Revell are proving prolific these days with plenty of new-tool kits being released in 1:72 scale, as well as many larger aircraft types.
So, we now have the Westland Wessex back with new decals – timely as one option is for an aircraft dating back to the Falklands War in 1982.
This continues the theme with several ‘new’ kits that are in fact older kits repackaged with new, high quality decals. And, if you like helos and charismatic ones like the Wessex, then you should take a good look at this one, even though it is a re-release of a much older kit.
Box and Contents
The box artwork is evocative, with this boxing showing a Wessex thundering over stormy seas – in its element! Let’s go inside…
The light grey plastic sprues are packaged in the usual poly bag and no damage is apparent, although the eagle-eyed amongst you will have noticed just 3 rotor blades in the images above; there are of course 4 supplied but one had sheared off in the box, though no damage was apparent.
Taking the main components first, they are quite well tooled, feeling quite hard and brittle-like.
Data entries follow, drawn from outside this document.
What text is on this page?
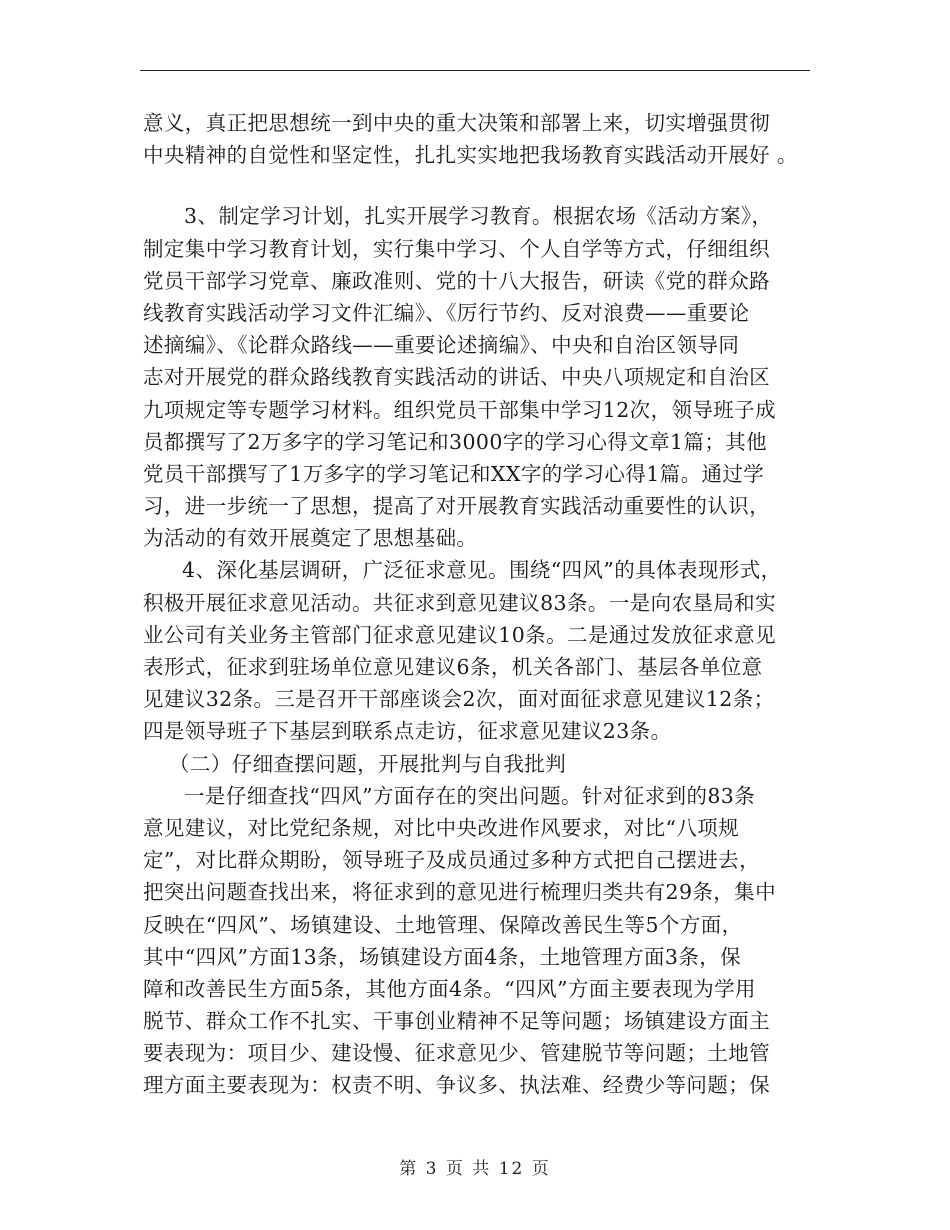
意义，真正把思想统一到中央的重大决策和部署上来，切实增强贯彻
中央精神的自觉性和坚定性，扎扎实实地把我场教育实践活动开展好 。
3、制定学习计划，扎实开展学习教育。根据农场《活动方案》，
制定集中学习教育计划，实行集中学习、个人自学等方式，仔细组织
党员干部学习党章、廉政准则、党的十八大报告，研读《党的群众路
线教育实践活动学习文件汇编》、《厉行节约、反对浪费——重要论
述摘编》、《论群众路线——重要论述摘编》、中央和自治区领导同
志对开展党的群众路线教育实践活动的讲话、中央八项规定和自治区
九项规定等专题学习材料。组织党员干部集中学习12次，领导班子成
员都撰写了2万多字的学习笔记和3000字的学习心得文章1篇；其他
党员干部撰写了1万多字的学习笔记和XX字的学习心得1篇。通过学
习，进一步统一了思想，提高了对开展教育实践活动重要性的认识，
为活动的有效开展奠定了思想基础。
4、深化基层调研，广泛征求意见。围绕“四风”的具体表现形式，
积极开展征求意见活动。共征求到意见建议83条。一是向农垦局和实
业公司有关业务主管部门征求意见建议10条。二是通过发放征求意见
表形式，征求到驻场单位意见建议6条，机关各部门、基层各单位意
见建议32条。三是召开干部座谈会2次，面对面征求意见建议12条；
四是领导班子下基层到联系点走访，征求意见建议23条。
（二）仔细查摆问题，开展批判与自我批判
一是仔细查找“四风”方面存在的突出问题。针对征求到的83条
意见建议，对比党纪条规，对比中央改进作风要求，对比“八项规
定”，对比群众期盼，领导班子及成员通过多种方式把自己摆进去，
把突出问题查找出来，将征求到的意见进行梳理归类共有29条，集中
反映在“四风”、场镇建设、土地管理、保障改善民生等5个方面，
其中“四风”方面13条，场镇建设方面4条，土地管理方面3条，保
障和改善民生方面5条，其他方面4条。“四风”方面主要表现为学用
脱节、群众工作不扎实、干事创业精神不足等问题；场镇建设方面主
要表现为：项目少、建设慢、征求意见少、管建脱节等问题；土地管
理方面主要表现为：权责不明、争议多、执法难、经费少等问题；保
第 3 页 共 12 页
No distortion was apparent and a dry fit of the fuselage halves suggests a decent fit and overall shape looks pretty good too.
The components feature quite heavy recessed panel lines which may not impress all of you. Detail, as you’d expect with an older moulding, is not as fine as, say, the newer kits from this manufacturer.
The type is certainly impressive as you can see from the video at the start of this review, so this project is all going to be about fine preparation and that finished paint job.
Check out the manufacturer’s images of the completed model in the gallery grid below and you’ll see the model does make up well.
It’s a little odd, but the rotor blades have superb, fine recessed panel line detail, so I don’t know if they have been re-tooled at some point. It’s a shame they haven’t been applied across the whole kit.
The moulds are wearing and so some sink marks are present, but nothing a bit of filler can’t resolve. Little excess flash is present and most parts will clean up easily to ensure a decent enough fit.
Cockpit detail is fair and the inclusion of decals for the two main instrument panels is a quick fix for lack of moulded detail in the original kit offering. I’m not sure of any aftermarket sets that were/are available for this model, but I would certainly take a look.
This kit is pretty fairly priced at around £16.00 and will make up into an impressive model that has size and charisma and, in the yellow/blue scheme supplied, will look stunning.
The clear parts look ok, although showing their age somewhat. They are clear enough though and should polish up to an even better clarity using plastic polish or, better still, Future (Johnson’s Klear). See your Techniques Bank for more on these.
Instructions and Decals
The Revell instructions follow their usual exploded stages format. Location of parts is clear but colour paint coding is for Revell mixes of their paints only. However, the colour names are provided and this will help you to match your own choice of paints.
This is a basic model and so should present little difficulty in working out where all the parts are located, even for inexperienced modellers.
The decals seem good, very good in fact, being new and manufactured in Italy. Certainly colour saturation and register is good and all markings are accurate and sharp in their detail. This is one of the best elements of the package; good quality decals will make a world of difference to your completed model.
Basically, if you are into helicopter scale modelling, then this kit is worth a look; no, better to buy it while it’s available!
There will never be a huge choice of Westland Wessex models in any guise and offerings like this for the money will rightly prove popular. Using different markings (if you can get them – try Model Alliance) could open up all sort of possibilities.
If you’re prepared to spend some time being patient with your prep and spray work you can get good results from these older-tooled kits.
|FEATURE||STAR RATING (out of five)|
|Quality of moulding||***|
Recommended for all scale modellers, whatever your experience.